Пришелец, однако, не решался ничего сказать, не спросил о том, что в этот миг занимало его мысли: об этом сыне, который будет сидеть у себя в углу и слушать их разговор, ничего не понимая и лишь улыбаясь этой своею улыбкой…
Наконец молчание нарушила старуха, промолвив:
— Удивительный бог встретился тебе. И что же, его распяли?
— Да.
— Странно. Коли он вправду был сын бога… Для чего же его распяли?
— Я и сам не понимаю, какая была в том надобность. Я слышал, люди говорили, будто это для того, чтобы он пострадал. Будто отец хотел, чтобы он пострадал. Но это же чистое безумие, нет, я ничего не могу тебе объяснить и сам не могу этого уразуметь.
— Какой жестокий бог.
— Жестокий, что и говорить. Но это, конечно, если верить их толкам. Чтобы он пострадал! Какая в том надобность?
— Этот бог мне, кажется, знаком, — пробормотала она про себя. И, помедлив, продолжала с некоторой нерешительностью: — А та, что родила богу этого сына, о ней ты что-нибудь знаешь?

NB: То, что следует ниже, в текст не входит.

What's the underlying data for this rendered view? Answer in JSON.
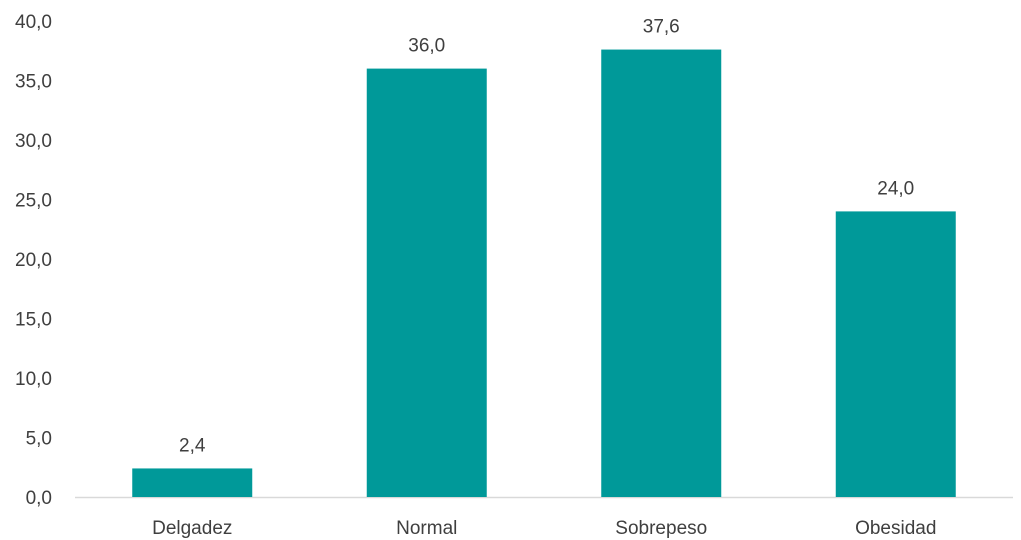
{
  "chart_data": {
    "type": "bar",
    "title": "",
    "xlabel": "",
    "ylabel": "",
    "categories": [
      "Delgadez",
      "Normal",
      "Sobrepeso",
      "Obesidad"
    ],
    "values": [
      2.4,
      36.0,
      37.6,
      24.0
    ],
    "value_labels": [
      "2,4",
      "36,0",
      "37,6",
      "24,0"
    ],
    "ylim": [
      0,
      40
    ],
    "yticks": [
      0,
      5,
      10,
      15,
      20,
      25,
      30,
      35,
      40
    ],
    "ytick_labels": [
      "0,0",
      "5,0",
      "10,0",
      "15,0",
      "20,0",
      "25,0",
      "30,0",
      "35,0",
      "40,0"
    ],
    "grid": false,
    "legend": "none",
    "colors": {
      "bar": "#009999",
      "axis": "#d9d9d9",
      "text": "#3f3f3f"
    }
  }
}
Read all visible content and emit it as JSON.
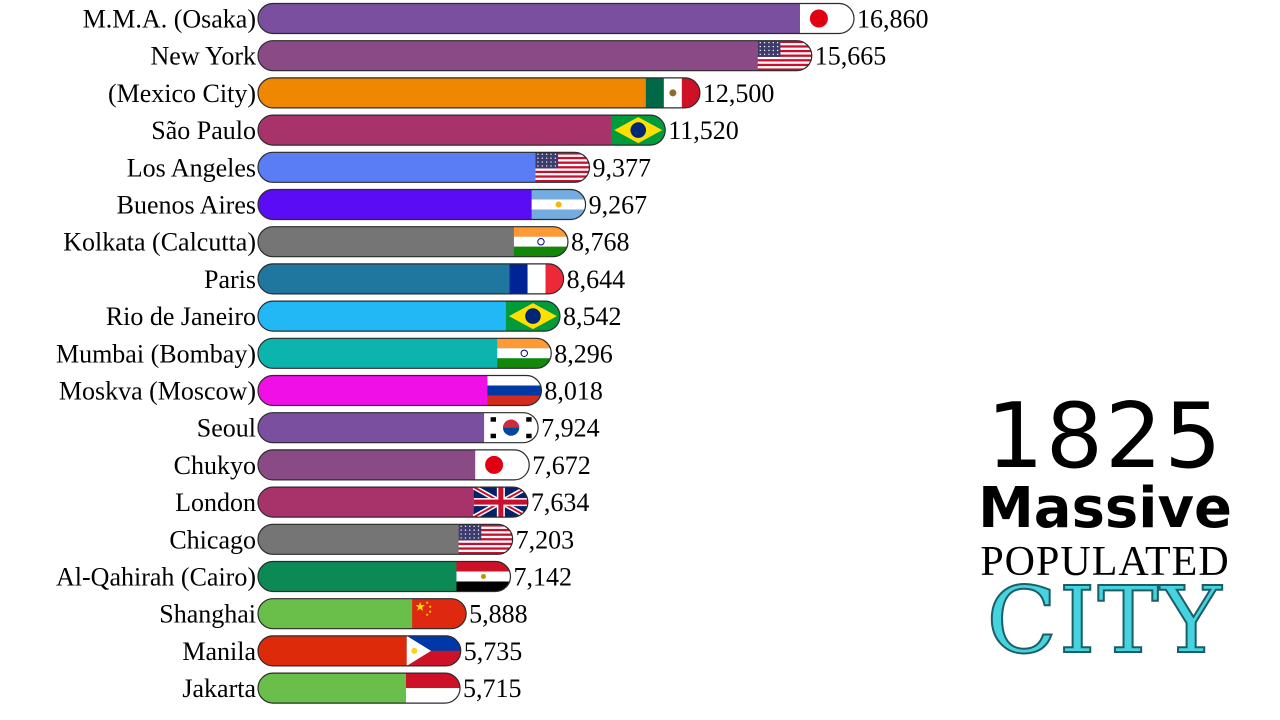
{
  "chart_data": {
    "type": "bar",
    "orientation": "horizontal",
    "categories": [
      "M.M.A. (Osaka)",
      "New York",
      "(Mexico City)",
      "São Paulo",
      "Los Angeles",
      "Buenos Aires",
      "Kolkata (Calcutta)",
      "Paris",
      "Rio de Janeiro",
      "Mumbai (Bombay)",
      "Moskva (Moscow)",
      "Seoul",
      "Chukyo",
      "London",
      "Chicago",
      "Al-Qahirah (Cairo)",
      "Shanghai",
      "Manila",
      "Jakarta"
    ],
    "values": [
      16860,
      15665,
      12500,
      11520,
      9377,
      9267,
      8768,
      8644,
      8542,
      8296,
      8018,
      7924,
      7672,
      7634,
      7203,
      7142,
      5888,
      5735,
      5715
    ],
    "value_labels": [
      "16,860",
      "15,665",
      "12,500",
      "11,520",
      "9,377",
      "9,267",
      "8,768",
      "8,644",
      "8,542",
      "8,296",
      "8,018",
      "7,924",
      "7,672",
      "7,634",
      "7,203",
      "7,142",
      "5,888",
      "5,735",
      "5,715"
    ],
    "colors": [
      "#7b4fa0",
      "#8a4a86",
      "#ef8700",
      "#a8336b",
      "#5a7df5",
      "#5a0cf5",
      "#757575",
      "#1f77a0",
      "#22b8f5",
      "#0bb5ae",
      "#f00fe6",
      "#7b4fa0",
      "#8a4a86",
      "#a8336b",
      "#757575",
      "#0c8a56",
      "#6abf4b",
      "#dd2a0a",
      "#6abf4b"
    ],
    "flags": [
      "japan",
      "usa",
      "mexico",
      "brazil",
      "usa",
      "argentina",
      "india",
      "france",
      "brazil",
      "india",
      "russia",
      "south-korea",
      "japan",
      "uk",
      "usa",
      "egypt",
      "china",
      "philippines",
      "indonesia"
    ],
    "xlim": [
      0,
      16860
    ]
  },
  "sidebar": {
    "year": "1825",
    "title_line1": "Massive",
    "title_line2": "POPULATED",
    "title_line3": "CITY"
  }
}
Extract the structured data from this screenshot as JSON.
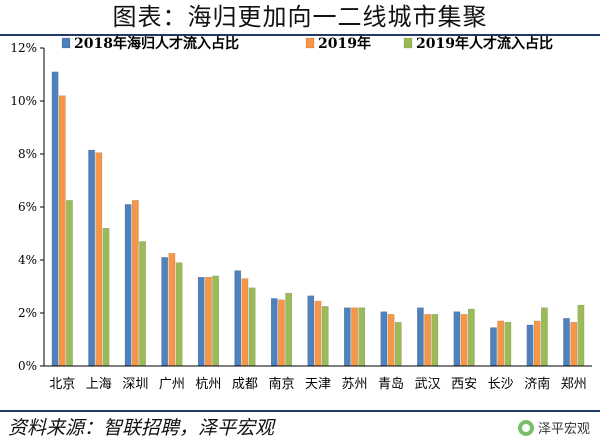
{
  "header": {
    "title": "图表：海归更加向一二线城市集聚"
  },
  "footer": {
    "source": "资料来源：智联招聘，泽平宏观",
    "watermark": "泽平宏观"
  },
  "chart_data": {
    "type": "bar",
    "title": "",
    "xlabel": "",
    "ylabel": "",
    "ylim": [
      0,
      12
    ],
    "yticks": [
      "0%",
      "2%",
      "4%",
      "6%",
      "8%",
      "10%",
      "12%"
    ],
    "grid": false,
    "legend_position": "top",
    "categories": [
      "北京",
      "上海",
      "深圳",
      "广州",
      "杭州",
      "成都",
      "南京",
      "天津",
      "苏州",
      "青岛",
      "武汉",
      "西安",
      "长沙",
      "济南",
      "郑州"
    ],
    "series": [
      {
        "name": "2018年海归人才流入占比",
        "color": "#4f81bd",
        "values": [
          11.1,
          8.15,
          6.1,
          4.1,
          3.35,
          3.6,
          2.55,
          2.65,
          2.2,
          2.05,
          2.2,
          2.05,
          1.45,
          1.55,
          1.8
        ]
      },
      {
        "name": "2019年",
        "color": "#f79646",
        "values": [
          10.2,
          8.05,
          6.25,
          4.25,
          3.35,
          3.3,
          2.5,
          2.45,
          2.2,
          1.95,
          1.95,
          1.95,
          1.7,
          1.7,
          1.65
        ]
      },
      {
        "name": "2019年人才流入占比",
        "color": "#9bbb59",
        "values": [
          6.25,
          5.2,
          4.7,
          3.9,
          3.4,
          2.95,
          2.75,
          2.25,
          2.2,
          1.65,
          1.95,
          2.15,
          1.65,
          2.2,
          2.3
        ]
      }
    ]
  }
}
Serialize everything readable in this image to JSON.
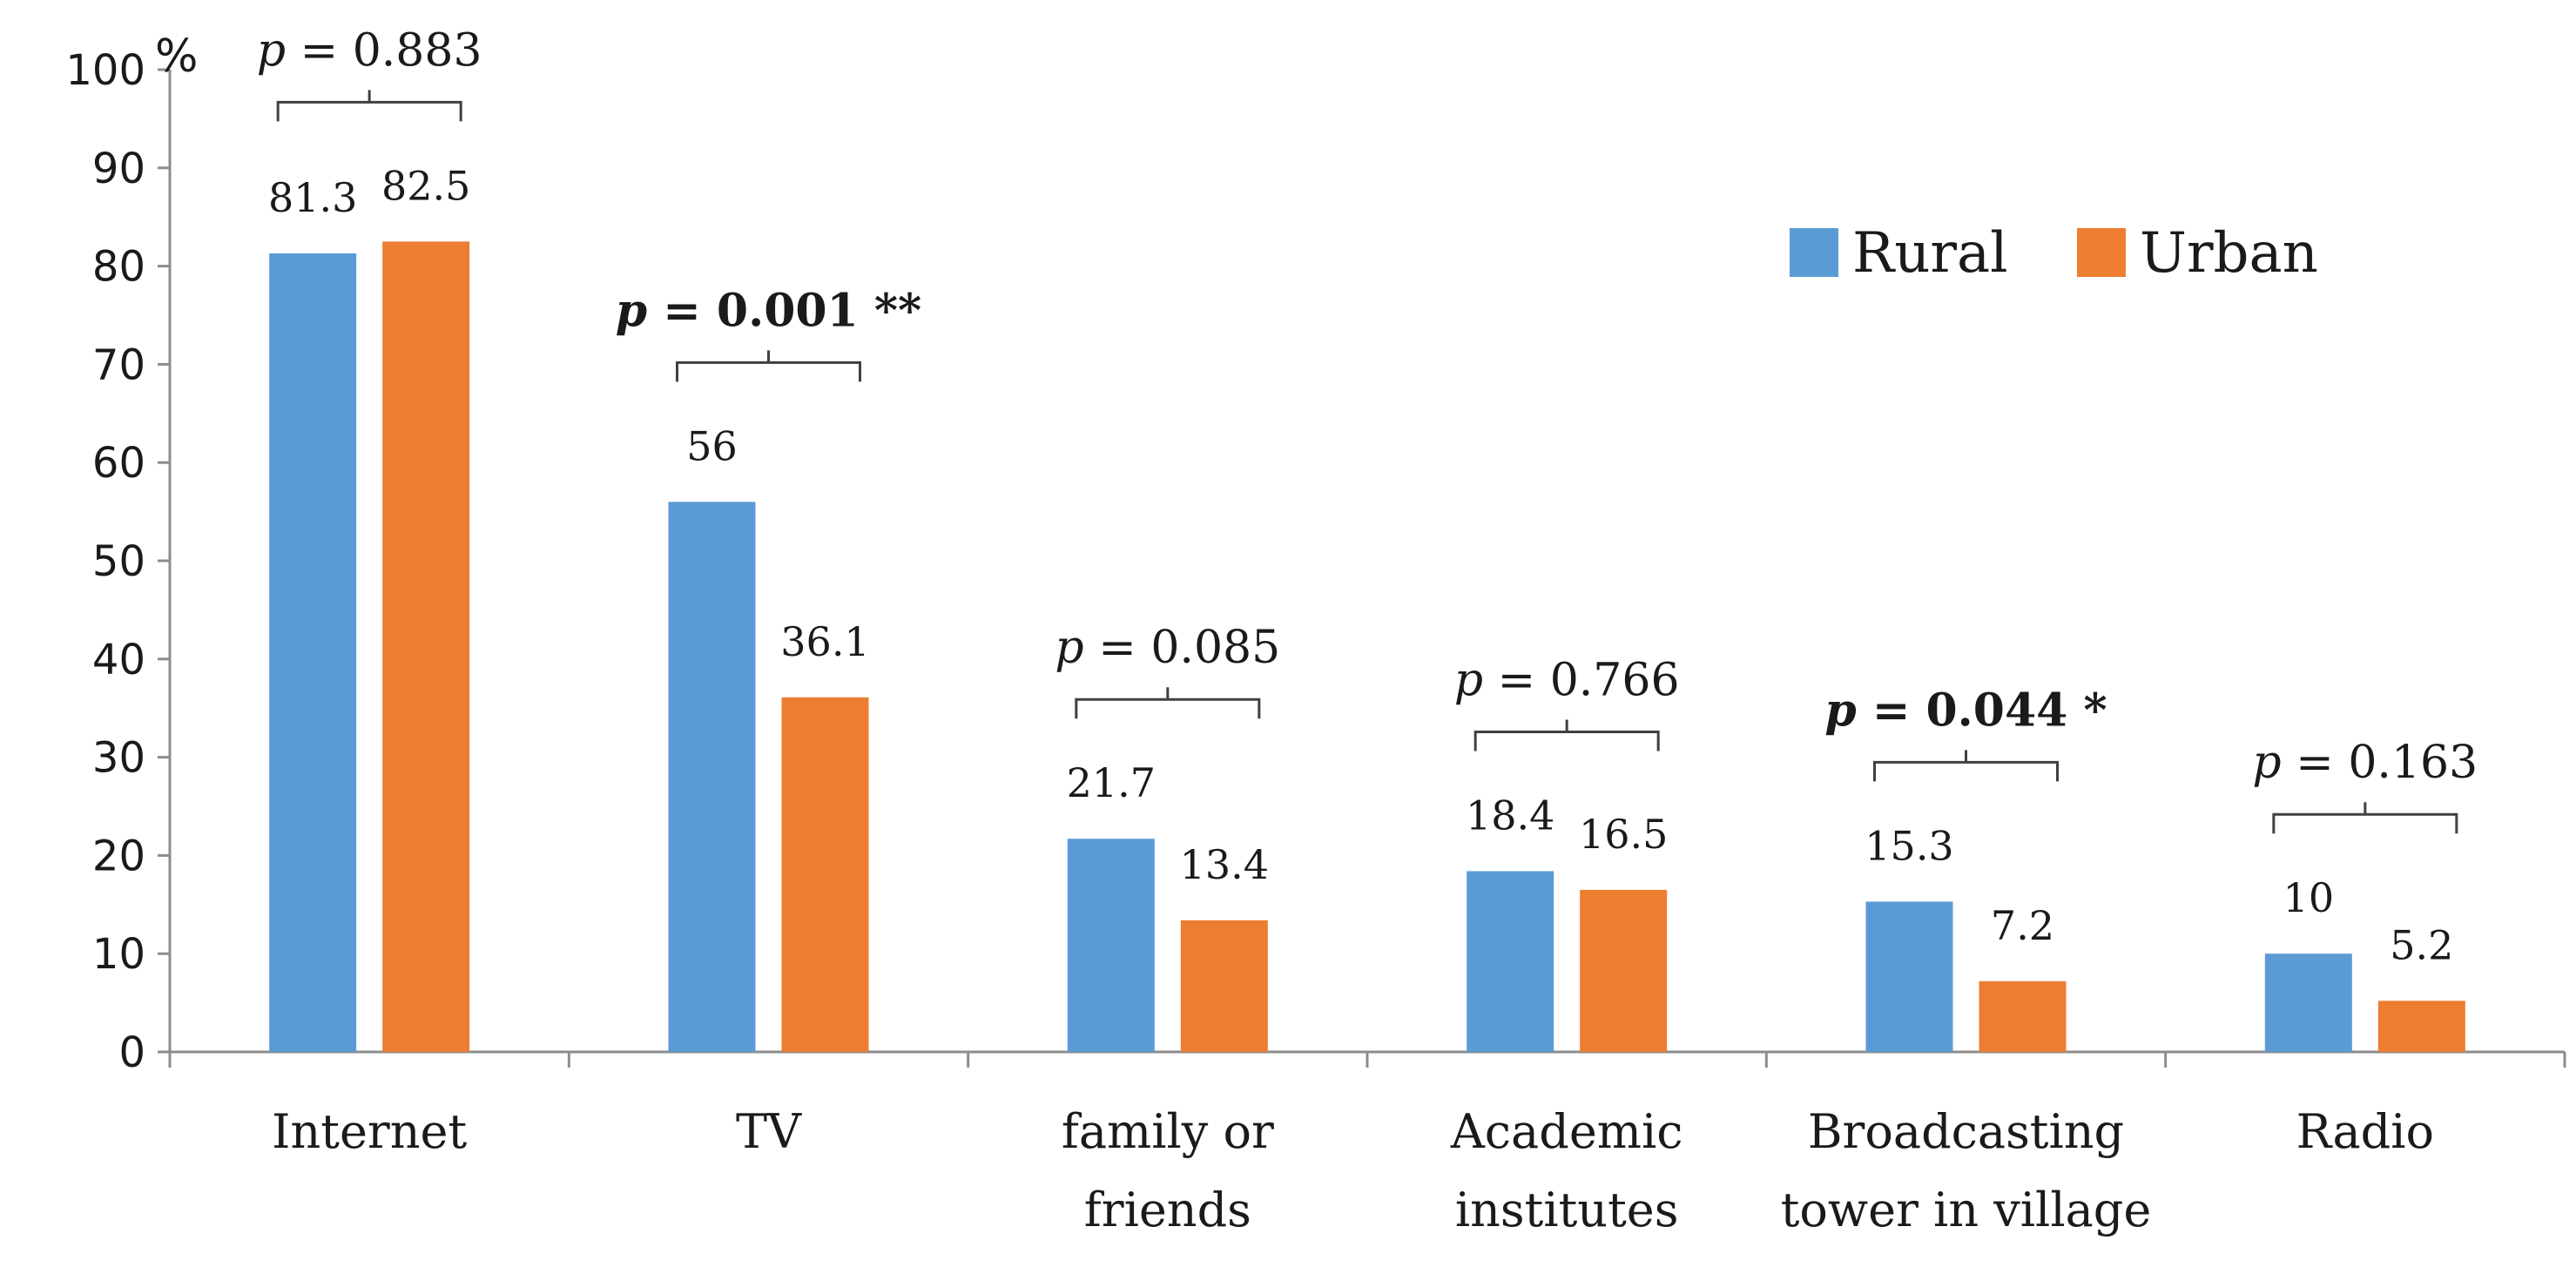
{
  "chart_data": {
    "type": "bar",
    "unit_label": "%",
    "categories": [
      [
        "Internet"
      ],
      [
        "TV"
      ],
      [
        "family or",
        "friends"
      ],
      [
        "Academic",
        "institutes"
      ],
      [
        "Broadcasting",
        "tower in village"
      ],
      [
        "Radio"
      ]
    ],
    "series": [
      {
        "name": "Rural",
        "color": "#5b9bd5",
        "values": [
          81.3,
          56,
          21.7,
          18.4,
          15.3,
          10
        ]
      },
      {
        "name": "Urban",
        "color": "#ed7d31",
        "values": [
          82.5,
          36.1,
          13.4,
          16.5,
          7.2,
          5.2
        ]
      }
    ],
    "value_labels": {
      "Rural": [
        "81.3",
        "56",
        "21.7",
        "18.4",
        "15.3",
        "10"
      ],
      "Urban": [
        "82.5",
        "36.1",
        "13.4",
        "16.5",
        "7.2",
        "5.2"
      ]
    },
    "p_values": [
      {
        "prefix": "p",
        "text": " = 0.883",
        "significant": false
      },
      {
        "prefix": "p",
        "text": " = 0.001 **",
        "significant": true
      },
      {
        "prefix": "p",
        "text": " = 0.085",
        "significant": false
      },
      {
        "prefix": "p",
        "text": " = 0.766",
        "significant": false
      },
      {
        "prefix": "p",
        "text": " = 0.044 *",
        "significant": true
      },
      {
        "prefix": "p",
        "text": " = 0.163",
        "significant": false
      }
    ],
    "ylim": [
      0,
      100
    ],
    "yticks": [
      0,
      10,
      20,
      30,
      40,
      50,
      60,
      70,
      80,
      90,
      100
    ],
    "legend_position": "top-right",
    "grid": false
  }
}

— Нет, о ней я никогда ничего не слыхал. Она-то была, думается мне, самая обыкновенная женщина.
— Ну да, наверное. Стало быть, о ней ты ничего не знаешь?
— Нет, единственное, о чем они толковали, — это, что, родив его, она стала матерью бога — так ведь это ясно само собою. Нет, о ней я ничего не знаю, а для чего ты о ней спрашиваешь?